The government will offer two options on the development of four coal bed methane (CBM) blocks which will be auctioned later this year, a senior official at the Energy and Mineral Resources Ministry has said.
“The investors may choose between the net production sharing contract or gross production sharing contract,” the director general for oil and gas Evita H. Legowo said last week.
Under the current system, the CBM contract adopts the production sharing contract (PSC) which is also used in the oil and gas industry.
Under the current PSC, the revenue split between the government and the contractors is calculated from the net production, so this is often referred to as the net-PSC.
For the four new blocks, located in Sumatra and Kalimantan, expected to be auctioned in June or July, this year, the government will provide a gross production sharing contract as an option, Evita said.
Under the gross production sharing contract, the revenue split is calculated from the CBM gross production, meaning that the output will be divided directly between the government and the contractor without any reduction for the cost of recovery payments. Unlike in the net PSC option, under the gross PSC mechanism, the contracts’ cost will not be refunded by the government.

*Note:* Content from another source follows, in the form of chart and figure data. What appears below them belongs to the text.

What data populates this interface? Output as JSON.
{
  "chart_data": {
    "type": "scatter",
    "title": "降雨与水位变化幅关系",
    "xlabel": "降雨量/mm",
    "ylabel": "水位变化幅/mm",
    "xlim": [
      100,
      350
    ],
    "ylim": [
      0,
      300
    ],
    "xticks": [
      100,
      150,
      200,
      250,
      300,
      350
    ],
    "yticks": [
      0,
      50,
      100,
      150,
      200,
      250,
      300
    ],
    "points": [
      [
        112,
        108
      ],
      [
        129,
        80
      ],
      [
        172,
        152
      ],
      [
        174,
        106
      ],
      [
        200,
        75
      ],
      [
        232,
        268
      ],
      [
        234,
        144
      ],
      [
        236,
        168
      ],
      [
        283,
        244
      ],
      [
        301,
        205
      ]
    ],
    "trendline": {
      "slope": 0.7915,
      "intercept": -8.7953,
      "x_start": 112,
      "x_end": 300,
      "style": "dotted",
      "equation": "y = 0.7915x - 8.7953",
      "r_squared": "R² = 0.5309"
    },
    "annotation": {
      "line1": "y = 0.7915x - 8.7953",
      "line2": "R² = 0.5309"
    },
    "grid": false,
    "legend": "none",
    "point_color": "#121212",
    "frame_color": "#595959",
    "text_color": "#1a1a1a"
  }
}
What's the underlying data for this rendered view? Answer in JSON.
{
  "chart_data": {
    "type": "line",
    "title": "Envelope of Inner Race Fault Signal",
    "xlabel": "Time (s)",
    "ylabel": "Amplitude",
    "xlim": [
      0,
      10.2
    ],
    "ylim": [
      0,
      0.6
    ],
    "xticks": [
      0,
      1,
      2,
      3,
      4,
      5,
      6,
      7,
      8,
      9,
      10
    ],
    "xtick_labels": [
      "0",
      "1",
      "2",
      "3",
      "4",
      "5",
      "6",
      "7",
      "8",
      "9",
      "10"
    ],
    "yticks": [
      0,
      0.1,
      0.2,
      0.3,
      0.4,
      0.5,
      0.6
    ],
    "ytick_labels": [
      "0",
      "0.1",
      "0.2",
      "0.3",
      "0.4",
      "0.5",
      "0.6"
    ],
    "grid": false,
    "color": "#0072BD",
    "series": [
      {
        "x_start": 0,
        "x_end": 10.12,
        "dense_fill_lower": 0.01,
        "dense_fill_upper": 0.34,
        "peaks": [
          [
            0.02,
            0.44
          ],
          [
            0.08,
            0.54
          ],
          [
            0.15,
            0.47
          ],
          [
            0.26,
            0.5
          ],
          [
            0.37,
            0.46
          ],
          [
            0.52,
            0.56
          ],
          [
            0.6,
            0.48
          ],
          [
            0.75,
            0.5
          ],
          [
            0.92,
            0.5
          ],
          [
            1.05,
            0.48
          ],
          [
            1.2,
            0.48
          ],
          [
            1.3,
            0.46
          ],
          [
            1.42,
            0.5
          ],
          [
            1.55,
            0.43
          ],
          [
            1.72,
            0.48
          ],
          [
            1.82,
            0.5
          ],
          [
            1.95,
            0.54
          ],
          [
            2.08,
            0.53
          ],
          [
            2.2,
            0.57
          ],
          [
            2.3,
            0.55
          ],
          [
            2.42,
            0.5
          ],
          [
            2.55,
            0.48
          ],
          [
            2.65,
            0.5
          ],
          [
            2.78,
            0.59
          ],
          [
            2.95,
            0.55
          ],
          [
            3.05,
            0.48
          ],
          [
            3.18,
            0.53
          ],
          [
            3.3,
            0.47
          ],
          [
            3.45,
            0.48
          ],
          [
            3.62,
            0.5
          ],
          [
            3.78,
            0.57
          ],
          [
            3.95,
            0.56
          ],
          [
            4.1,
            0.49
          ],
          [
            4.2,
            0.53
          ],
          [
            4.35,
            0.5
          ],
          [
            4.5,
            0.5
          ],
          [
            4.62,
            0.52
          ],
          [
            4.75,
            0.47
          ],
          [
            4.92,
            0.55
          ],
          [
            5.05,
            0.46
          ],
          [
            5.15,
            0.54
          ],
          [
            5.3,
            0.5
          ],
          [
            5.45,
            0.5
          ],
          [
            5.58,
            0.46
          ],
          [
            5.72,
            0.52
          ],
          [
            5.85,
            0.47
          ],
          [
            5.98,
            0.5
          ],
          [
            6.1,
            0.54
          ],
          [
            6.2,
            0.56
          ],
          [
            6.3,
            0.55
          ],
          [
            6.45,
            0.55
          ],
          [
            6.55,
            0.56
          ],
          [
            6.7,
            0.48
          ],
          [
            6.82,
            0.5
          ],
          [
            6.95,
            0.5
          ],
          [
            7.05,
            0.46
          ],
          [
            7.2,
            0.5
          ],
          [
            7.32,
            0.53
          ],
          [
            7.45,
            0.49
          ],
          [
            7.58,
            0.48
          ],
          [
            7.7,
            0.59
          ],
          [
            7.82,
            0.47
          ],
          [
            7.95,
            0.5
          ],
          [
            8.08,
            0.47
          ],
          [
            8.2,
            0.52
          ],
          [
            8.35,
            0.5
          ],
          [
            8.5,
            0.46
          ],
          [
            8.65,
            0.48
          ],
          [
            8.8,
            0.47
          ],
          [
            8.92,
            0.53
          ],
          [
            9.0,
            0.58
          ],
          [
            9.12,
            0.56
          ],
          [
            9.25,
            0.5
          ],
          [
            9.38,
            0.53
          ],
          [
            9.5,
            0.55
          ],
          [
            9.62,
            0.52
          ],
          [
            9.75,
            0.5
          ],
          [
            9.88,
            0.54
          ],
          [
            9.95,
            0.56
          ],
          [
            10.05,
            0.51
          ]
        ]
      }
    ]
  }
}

The government said the new alternative contract would not offered in a bid to accelerate the commercialization of CBM.
According to the government, CBM gas development is different from that of conventional natural gas, as it can be flared even during the exploration stage. Under the net-PSC scheme, gas commercialization must be done after the exploration is done and the plan of development (POD) approved, meaning that the flared gas from the CBM blocks cannot be sold until the exploration and POD procedures are completed.
With the gross POD, the gas commercialization can be started from the beginning of the projects.
Sammy Hamzah, president director of CBM contractor PT Ephindo, said contractors had not been shown the details of the new contract scheme. “The new scheme can be seen as an incentive only if its commercial terms are more attractive to investors,” he said in a text message.
Indonesia has 11 basins with estimated CBM reserves of 453.3 trillion cubic feet (TCF). The government began awarding CBM contracts in 2008, following the increasing domestic demand for gas.
To date, the government has awarded 20 CBM contracts, and expects some of the CBM blocks to begin production as early as 2011.